You may have noticed on our Tanzania itineraries many references to the Leakeys and Olduvai Gorge and wondered who they were and why they are famous.
Louis Leakey was a British anthropologist and naturalist who lived and worked in East Africa in the early half of the 20th century and whose work was vitally important in establishing human evolutionary development in Africa. Louis Leakey also played a major role in creating organizations for future research in Africa and for protecting wildlife there, working with both Diane Fossey and Jane Goodall.

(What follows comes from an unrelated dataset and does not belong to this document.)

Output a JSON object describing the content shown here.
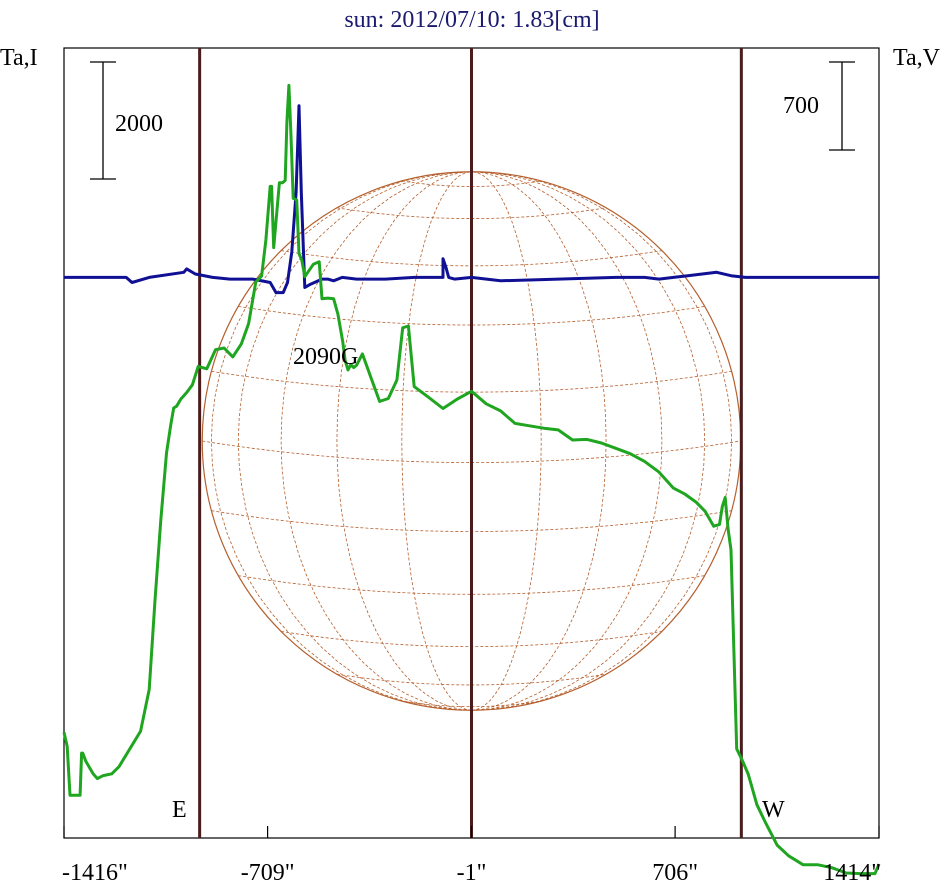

Leakey was born to missionary parents and spent his childhood in Kenya learning about local wildlife and customs whilst living with the Kikuyu tribes. On return to England he went to university in Cambridge where he then took an interest in early history and mankind and decided to specialise in both anthropology and archaeology. He was sent to Tanzania to assist on the famous dinosaur dig at Tendaguru. On graduation he was such a respected figure that Cambridge sent him back to East Africa to study prehistoric African humans. He excavated dozens of sites, undertaking for the first time a systematic study of the artifacts.
He became involved with the site at Olduvai Gorge in Tanzania where early human remains had already been discovered by Professor Reck. As the rock bed was 600,000 years old so too must be the fossilised bones of early man discovered there. This discovery caused a huge upset amongst the general public as mankind was believed to have arrived much, much later, and Reck was discredited as few were prepared to believe him. Leakey then took over the dig when the Germans ceded the territory to the British at the end of the war.

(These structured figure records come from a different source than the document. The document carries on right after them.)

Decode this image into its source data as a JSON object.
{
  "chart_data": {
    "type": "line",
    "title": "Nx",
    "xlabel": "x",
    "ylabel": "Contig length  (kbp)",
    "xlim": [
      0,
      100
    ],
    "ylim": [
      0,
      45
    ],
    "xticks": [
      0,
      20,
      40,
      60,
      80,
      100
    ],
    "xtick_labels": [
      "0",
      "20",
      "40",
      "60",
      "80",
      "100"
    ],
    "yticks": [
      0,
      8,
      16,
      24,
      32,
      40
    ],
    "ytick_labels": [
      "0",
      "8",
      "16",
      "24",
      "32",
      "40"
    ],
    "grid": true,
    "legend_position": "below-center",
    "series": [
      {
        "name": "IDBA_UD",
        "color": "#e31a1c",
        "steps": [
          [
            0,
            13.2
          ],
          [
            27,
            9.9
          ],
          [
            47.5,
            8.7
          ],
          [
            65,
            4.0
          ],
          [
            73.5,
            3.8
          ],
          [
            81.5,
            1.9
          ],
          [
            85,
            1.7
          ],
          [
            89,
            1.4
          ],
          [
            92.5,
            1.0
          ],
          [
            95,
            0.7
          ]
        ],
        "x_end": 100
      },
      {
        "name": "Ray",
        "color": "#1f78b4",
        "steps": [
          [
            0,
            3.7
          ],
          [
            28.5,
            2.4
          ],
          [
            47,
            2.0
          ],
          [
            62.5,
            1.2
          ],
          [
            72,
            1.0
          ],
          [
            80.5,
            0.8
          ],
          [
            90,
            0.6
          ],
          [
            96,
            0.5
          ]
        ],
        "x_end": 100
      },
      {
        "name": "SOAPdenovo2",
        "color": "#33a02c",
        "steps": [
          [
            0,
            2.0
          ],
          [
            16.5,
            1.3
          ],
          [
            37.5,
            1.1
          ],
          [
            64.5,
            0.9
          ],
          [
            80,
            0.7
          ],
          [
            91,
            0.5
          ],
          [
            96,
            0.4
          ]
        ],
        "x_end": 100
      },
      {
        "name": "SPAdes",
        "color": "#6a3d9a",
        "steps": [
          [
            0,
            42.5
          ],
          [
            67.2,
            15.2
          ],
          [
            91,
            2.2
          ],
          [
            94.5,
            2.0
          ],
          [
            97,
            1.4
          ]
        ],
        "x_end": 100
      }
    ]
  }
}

Louis and his second wife Mary spent most of the 1950s excavating at Olduvai Gorge and found many fossils and early tools. In 1959 the OH5 (also known as the Nutcracker Man) skull was unearthed by Mary. Louis also believed that it was of a species ancestral to modern humans that he eventually dubbed Zinjanthropus boisei (East Africa man). Zinj is an ancient Arabic word for the East African coast; anthropus refers to the fossil’s humanlike characteristics; and boisei refers to Charles Boise, who had been making financial contributions to the Leakeys’ work since 1948.

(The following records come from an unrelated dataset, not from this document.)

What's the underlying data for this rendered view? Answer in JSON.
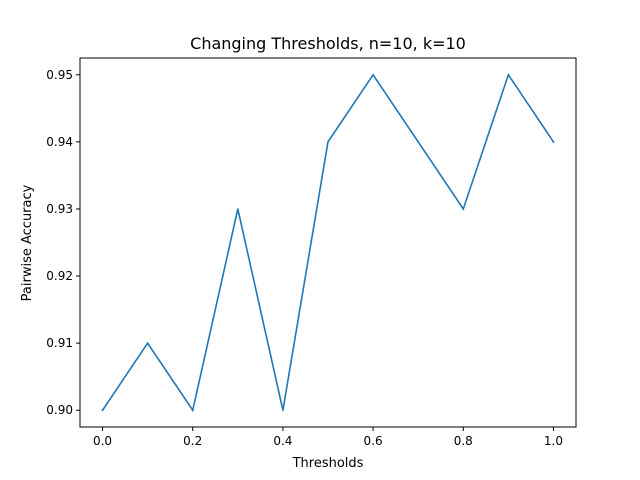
{
  "chart_data": {
    "type": "line",
    "title": "Changing Thresholds, n=10, k=10",
    "xlabel": "Thresholds",
    "ylabel": "Pairwise Accuracy",
    "x": [
      0.0,
      0.1,
      0.2,
      0.3,
      0.4,
      0.5,
      0.6,
      0.7,
      0.8,
      0.9,
      1.0
    ],
    "series": [
      {
        "values": [
          0.9,
          0.91,
          0.9,
          0.93,
          0.9,
          0.94,
          0.95,
          0.94,
          0.93,
          0.95,
          0.94
        ],
        "color": "#1f77b4"
      }
    ],
    "xlim": [
      -0.05,
      1.05
    ],
    "ylim": [
      0.8975,
      0.9525
    ],
    "xticks": [
      0.0,
      0.2,
      0.4,
      0.6,
      0.8,
      1.0
    ],
    "xtick_labels": [
      "0.0",
      "0.2",
      "0.4",
      "0.6",
      "0.8",
      "1.0"
    ],
    "yticks": [
      0.9,
      0.91,
      0.92,
      0.93,
      0.94,
      0.95
    ],
    "ytick_labels": [
      "0.90",
      "0.91",
      "0.92",
      "0.93",
      "0.94",
      "0.95"
    ],
    "grid": false,
    "legend": "none"
  }
}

Louis initially believed Zinj to be a direct ancestor of modern humans (which he published in the National Geographic) and the maker of those tools found near its remains, but he withdrew this idea once he and Mary unearthed Homo habilis which had a larger brain in the same area less than two years later. Despite that, OH 5 made the Leakeys famous and brought more attention to the developing field of paleanthropology.
Later on two young geophysicists dated the rock bed and therefore the hominid fossils in the Olduvai Gorge to 1.75 million years. A truly stunning discovery that meant that Zinj was far older than anyone had ever imagined. Louis Leakey had proved Charles Darwin’s theory right with concrete evidence – a major scientific breakthrough.